Le cannabis à usage thérapeutique "pourrait" arriver en France — Agnès Buzyn

27 Mai, 2018, 12:43 | Auteur: Jonathan Ford
  • Le remboursement de l’homéopathie pourrait être remis en question | Crédits

Alors, le cannabis médical pourrait-il arriver en France?

La ministre de la Santé a de nouveau abordé le sujet ce jeudi matin sur France Inter.

La vente de la plante étant illégale en France, il n'a d'autre choix que de se rendre à l'étranger, principalement en Suisse et aux Pays-Bas, pour s'en procurer.
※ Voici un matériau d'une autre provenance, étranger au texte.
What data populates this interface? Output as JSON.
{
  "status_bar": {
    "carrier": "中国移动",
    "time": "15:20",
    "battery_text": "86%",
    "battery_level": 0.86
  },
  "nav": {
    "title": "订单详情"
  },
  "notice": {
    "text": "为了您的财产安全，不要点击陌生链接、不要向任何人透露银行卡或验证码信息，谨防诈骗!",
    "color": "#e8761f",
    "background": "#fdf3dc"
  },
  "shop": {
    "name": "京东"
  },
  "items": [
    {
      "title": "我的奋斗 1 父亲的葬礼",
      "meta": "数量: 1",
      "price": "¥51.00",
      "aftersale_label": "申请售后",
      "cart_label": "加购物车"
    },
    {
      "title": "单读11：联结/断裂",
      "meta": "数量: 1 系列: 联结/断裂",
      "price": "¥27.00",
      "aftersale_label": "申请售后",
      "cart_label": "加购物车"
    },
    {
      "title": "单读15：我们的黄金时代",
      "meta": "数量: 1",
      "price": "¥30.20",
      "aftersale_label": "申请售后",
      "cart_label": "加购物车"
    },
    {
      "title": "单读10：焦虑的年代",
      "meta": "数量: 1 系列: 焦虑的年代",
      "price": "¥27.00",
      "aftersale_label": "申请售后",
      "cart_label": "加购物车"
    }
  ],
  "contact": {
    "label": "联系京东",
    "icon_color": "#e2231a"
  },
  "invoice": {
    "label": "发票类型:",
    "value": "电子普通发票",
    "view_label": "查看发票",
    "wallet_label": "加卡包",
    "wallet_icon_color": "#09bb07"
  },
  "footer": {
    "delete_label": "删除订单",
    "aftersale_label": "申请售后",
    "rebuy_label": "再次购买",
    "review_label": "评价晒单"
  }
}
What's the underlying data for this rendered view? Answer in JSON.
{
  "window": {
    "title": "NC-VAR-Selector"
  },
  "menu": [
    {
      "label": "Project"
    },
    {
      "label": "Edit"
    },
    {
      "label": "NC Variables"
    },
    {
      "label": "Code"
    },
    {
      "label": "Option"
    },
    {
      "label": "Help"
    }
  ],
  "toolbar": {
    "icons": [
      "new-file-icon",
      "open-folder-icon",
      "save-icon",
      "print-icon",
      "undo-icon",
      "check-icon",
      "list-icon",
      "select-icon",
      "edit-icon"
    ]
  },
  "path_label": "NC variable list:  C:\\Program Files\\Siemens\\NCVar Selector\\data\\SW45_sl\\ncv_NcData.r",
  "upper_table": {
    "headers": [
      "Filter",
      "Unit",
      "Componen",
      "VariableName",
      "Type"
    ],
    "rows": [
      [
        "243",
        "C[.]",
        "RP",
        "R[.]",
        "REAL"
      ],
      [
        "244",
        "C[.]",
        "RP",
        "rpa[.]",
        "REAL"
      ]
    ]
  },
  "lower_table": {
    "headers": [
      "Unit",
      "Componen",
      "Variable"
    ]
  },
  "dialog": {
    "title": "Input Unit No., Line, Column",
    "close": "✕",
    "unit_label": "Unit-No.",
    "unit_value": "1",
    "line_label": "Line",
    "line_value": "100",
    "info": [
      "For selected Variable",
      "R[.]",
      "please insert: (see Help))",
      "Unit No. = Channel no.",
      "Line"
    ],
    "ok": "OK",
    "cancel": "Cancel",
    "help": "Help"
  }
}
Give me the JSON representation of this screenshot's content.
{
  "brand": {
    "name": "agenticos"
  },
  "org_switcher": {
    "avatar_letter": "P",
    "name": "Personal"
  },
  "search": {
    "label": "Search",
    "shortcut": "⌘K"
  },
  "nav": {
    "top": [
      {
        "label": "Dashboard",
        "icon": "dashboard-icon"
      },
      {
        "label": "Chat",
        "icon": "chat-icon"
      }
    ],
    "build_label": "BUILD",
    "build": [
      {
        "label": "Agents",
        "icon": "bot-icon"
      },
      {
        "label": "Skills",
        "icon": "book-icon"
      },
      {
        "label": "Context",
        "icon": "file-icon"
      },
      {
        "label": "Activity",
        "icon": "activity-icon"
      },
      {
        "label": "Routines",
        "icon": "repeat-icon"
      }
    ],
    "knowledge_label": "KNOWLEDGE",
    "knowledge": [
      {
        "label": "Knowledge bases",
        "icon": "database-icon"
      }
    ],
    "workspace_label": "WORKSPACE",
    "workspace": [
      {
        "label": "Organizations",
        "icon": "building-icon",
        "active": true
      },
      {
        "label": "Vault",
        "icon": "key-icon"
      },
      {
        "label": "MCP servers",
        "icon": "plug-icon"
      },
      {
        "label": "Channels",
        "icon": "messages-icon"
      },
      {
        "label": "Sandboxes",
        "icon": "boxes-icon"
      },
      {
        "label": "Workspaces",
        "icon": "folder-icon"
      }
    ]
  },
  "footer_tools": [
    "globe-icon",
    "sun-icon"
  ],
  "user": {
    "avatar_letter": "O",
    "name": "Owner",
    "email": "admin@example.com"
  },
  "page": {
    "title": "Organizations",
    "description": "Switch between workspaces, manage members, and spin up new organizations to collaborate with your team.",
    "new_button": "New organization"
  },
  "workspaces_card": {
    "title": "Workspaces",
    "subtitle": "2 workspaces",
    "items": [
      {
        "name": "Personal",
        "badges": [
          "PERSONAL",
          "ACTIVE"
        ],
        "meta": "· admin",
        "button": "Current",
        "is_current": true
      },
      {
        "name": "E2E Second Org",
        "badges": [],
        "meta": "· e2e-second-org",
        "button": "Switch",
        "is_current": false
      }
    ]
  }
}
Plusieurs pays dans le monde, dont une dizaine au sein de l'Union européenne, ont déjà autorisé le cannabis à des fins médicales. De nombreux exemples donc, mais qui pourraient ne pas suffire. "Je ne peux pas vous dire à quelle vitesse nous allons le développer mais en tous les cas, j'ouvre le débat avec les institutions responsables", a-t-elle ajouté. Plus récemment, en mars dernier, la Grèce a autorisé cette production.

A l'étranger, les législations imposent une prescription médicale et le port d'un document spécifiant l'indication du cannabis.

Malgré de nombreuses études scientifiques, l'efficacité réelle de l'homéopathie n'a pas été démontrée à ce jour.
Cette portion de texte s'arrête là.